Ho conosciuto Congdon ad Assisi nel 1977, quando da giovane studente di Belle Arti ebbi, insieme ad alcuni amici, la sfacciataggine giovanile di presentarmi davanti al portone della sua casa per chiedergli un giudizio ed un aiuto nel cammino così confuso del fare arte che avevo iniziato. La sua accoglienza fu straordinaria. La sua immedesimazione con le nostre problematiche fu sbalorditiva. La sua amicizia fu piena di delicatezza e di attenzione. A quel primo incontro ne seguirono altri che pian piano ci fecero intravvedere una strada più certa per il nostro cammino: si trattava della conquista di ragioni, della comunicazione di un metodo che derivava dai racconti della sua formazione con il pittore Hensche, a Provincetown, e con lo scultore di origine greca George Demetrios, a Boston e Gloucester; poi i contatti con Pollock, con Rothko…
Facemmo tesoro dell’aver incontrato un maestro e incominciammo a sperimentare in Accademia le novità di percorso che ci aveva comunicato, provando immediatamente il gusto di possedere un progetto di lavoro che cominciò a dare i primi buoni risultati.
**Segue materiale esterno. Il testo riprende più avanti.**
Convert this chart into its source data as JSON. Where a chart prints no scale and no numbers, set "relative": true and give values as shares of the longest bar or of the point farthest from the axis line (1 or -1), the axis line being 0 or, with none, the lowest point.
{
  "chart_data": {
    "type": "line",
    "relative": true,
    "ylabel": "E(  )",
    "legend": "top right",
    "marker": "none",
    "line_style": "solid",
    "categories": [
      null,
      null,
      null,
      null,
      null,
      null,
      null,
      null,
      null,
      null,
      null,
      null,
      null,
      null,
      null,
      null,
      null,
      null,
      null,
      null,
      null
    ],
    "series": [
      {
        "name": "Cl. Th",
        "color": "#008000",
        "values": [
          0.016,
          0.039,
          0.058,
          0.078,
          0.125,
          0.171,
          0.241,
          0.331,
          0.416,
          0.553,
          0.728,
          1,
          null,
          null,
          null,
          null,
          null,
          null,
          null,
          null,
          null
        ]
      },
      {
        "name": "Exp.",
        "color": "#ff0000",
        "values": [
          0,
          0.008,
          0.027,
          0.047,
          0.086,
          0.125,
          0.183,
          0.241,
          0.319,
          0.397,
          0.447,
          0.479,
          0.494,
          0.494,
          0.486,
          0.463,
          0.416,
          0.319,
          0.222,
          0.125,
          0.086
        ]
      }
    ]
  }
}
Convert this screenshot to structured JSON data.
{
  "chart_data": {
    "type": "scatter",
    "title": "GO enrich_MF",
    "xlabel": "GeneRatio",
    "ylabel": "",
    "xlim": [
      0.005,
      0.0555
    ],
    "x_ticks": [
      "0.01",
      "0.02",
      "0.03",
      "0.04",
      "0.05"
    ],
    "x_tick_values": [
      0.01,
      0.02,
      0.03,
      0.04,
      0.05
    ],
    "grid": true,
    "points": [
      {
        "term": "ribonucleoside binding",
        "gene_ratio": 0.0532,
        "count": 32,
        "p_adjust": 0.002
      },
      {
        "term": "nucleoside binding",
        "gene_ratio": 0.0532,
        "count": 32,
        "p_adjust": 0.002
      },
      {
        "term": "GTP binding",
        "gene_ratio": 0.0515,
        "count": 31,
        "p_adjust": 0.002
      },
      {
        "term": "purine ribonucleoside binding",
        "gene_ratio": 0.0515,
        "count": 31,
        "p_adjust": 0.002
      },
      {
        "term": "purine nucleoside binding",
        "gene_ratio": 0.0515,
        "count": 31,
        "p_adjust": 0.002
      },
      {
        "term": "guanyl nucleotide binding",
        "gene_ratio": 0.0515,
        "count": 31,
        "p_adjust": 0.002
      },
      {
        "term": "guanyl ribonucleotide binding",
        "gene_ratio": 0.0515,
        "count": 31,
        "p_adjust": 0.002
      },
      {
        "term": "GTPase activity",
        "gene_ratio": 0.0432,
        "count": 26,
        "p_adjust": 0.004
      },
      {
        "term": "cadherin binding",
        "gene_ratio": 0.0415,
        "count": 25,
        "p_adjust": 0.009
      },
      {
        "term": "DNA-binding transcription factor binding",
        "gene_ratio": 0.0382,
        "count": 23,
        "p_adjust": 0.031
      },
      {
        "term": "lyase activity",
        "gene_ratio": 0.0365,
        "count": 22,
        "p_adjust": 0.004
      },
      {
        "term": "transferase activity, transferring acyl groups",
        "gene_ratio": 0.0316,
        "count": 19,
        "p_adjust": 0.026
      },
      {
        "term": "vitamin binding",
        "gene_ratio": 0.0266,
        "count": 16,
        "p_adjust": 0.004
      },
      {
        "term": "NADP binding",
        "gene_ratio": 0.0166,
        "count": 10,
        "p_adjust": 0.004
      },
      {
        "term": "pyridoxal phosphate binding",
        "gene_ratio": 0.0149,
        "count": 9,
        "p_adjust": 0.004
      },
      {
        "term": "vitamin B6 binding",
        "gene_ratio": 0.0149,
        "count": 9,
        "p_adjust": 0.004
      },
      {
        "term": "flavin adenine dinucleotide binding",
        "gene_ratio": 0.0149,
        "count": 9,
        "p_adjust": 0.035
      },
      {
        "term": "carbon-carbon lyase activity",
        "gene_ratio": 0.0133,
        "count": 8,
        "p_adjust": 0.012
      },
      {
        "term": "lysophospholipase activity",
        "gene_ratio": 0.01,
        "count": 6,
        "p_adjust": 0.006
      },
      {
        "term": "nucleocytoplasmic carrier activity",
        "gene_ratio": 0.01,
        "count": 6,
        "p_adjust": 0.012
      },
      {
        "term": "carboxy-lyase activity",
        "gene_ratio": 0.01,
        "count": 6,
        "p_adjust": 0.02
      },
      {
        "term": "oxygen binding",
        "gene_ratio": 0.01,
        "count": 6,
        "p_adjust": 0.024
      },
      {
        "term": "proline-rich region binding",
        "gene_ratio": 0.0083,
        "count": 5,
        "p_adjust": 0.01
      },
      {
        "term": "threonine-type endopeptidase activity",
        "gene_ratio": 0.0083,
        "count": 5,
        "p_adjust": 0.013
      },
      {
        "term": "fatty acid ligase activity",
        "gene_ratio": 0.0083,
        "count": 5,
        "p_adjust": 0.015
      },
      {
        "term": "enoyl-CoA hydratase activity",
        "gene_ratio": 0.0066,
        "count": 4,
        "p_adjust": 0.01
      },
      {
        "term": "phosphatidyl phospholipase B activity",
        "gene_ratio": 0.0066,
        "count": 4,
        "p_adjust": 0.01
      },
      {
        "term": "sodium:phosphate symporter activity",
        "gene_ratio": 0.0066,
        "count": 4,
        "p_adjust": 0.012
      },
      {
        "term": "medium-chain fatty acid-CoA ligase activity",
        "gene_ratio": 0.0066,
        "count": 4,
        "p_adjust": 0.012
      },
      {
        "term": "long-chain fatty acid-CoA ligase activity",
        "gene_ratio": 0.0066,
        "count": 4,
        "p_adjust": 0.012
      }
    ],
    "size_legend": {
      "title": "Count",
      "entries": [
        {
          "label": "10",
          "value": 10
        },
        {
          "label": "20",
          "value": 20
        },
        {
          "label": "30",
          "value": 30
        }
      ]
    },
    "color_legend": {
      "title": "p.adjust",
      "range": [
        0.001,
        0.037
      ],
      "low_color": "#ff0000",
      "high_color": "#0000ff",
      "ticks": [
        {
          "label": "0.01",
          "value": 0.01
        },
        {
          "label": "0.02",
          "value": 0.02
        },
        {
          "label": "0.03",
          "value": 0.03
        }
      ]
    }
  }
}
Un giorno di agosto mi invitò ad andare da lui a Subiaco dove aveva uno studio/abitazione presso la grotta del Beato Lorenzo, un antico eremo appollaiato a strapiombo sulla valle dell’Aniene. Ricordo ancora l’emozione che provai quando mi fece entrare nel suo studio piuttosto spoglio, illuminato da un lucernaio sul soffitto e mi invitò ad affacciarmi con lui dal balcone che guardava verso la valle: “Andiamo a vedere cosa succede là fuori!”. Davanti a noi un’alta montagna con la sommità rocciosa e priva di alberi si ergeva dal fondo della valle in tutta la sua imponenza severa. “Adesso dipingila”,  mi disse invitandomi a rientrare e mettendomi in mano la sua spatola ei suoi tubetti di colore. Immaginate il mio timore e tremore nel toccare quegli strumenti creativi e nel trovarmi davanti al tecnigrafo che usava come cavalletto.
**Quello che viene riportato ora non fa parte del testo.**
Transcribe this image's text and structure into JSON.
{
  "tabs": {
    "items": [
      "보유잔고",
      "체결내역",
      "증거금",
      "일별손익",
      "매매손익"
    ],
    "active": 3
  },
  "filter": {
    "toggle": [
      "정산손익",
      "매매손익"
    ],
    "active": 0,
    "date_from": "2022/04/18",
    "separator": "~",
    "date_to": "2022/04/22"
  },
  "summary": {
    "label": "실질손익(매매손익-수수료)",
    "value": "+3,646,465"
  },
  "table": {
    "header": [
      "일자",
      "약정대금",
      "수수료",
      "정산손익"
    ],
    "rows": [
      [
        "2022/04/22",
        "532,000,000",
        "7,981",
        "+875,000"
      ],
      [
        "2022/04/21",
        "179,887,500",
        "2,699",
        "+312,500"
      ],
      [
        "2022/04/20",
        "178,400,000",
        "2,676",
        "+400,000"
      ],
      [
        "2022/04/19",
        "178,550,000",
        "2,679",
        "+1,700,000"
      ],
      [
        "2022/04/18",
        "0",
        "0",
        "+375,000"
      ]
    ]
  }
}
Ebbe la delicatezza di non rimanere spettatore del mio impaccio e, trovando una scusa per uscire dalla stanza, seguiva i miei tentativi dalla camera attigua, con qualche domanda e dandomi consigli nel suo italiano americanizzato: “Come va? …Ricordati di guardare sempre al centro della massa e di non preoccuparti dell’incontro tra le masse della montagna e del cielo che verrà da sé!…”.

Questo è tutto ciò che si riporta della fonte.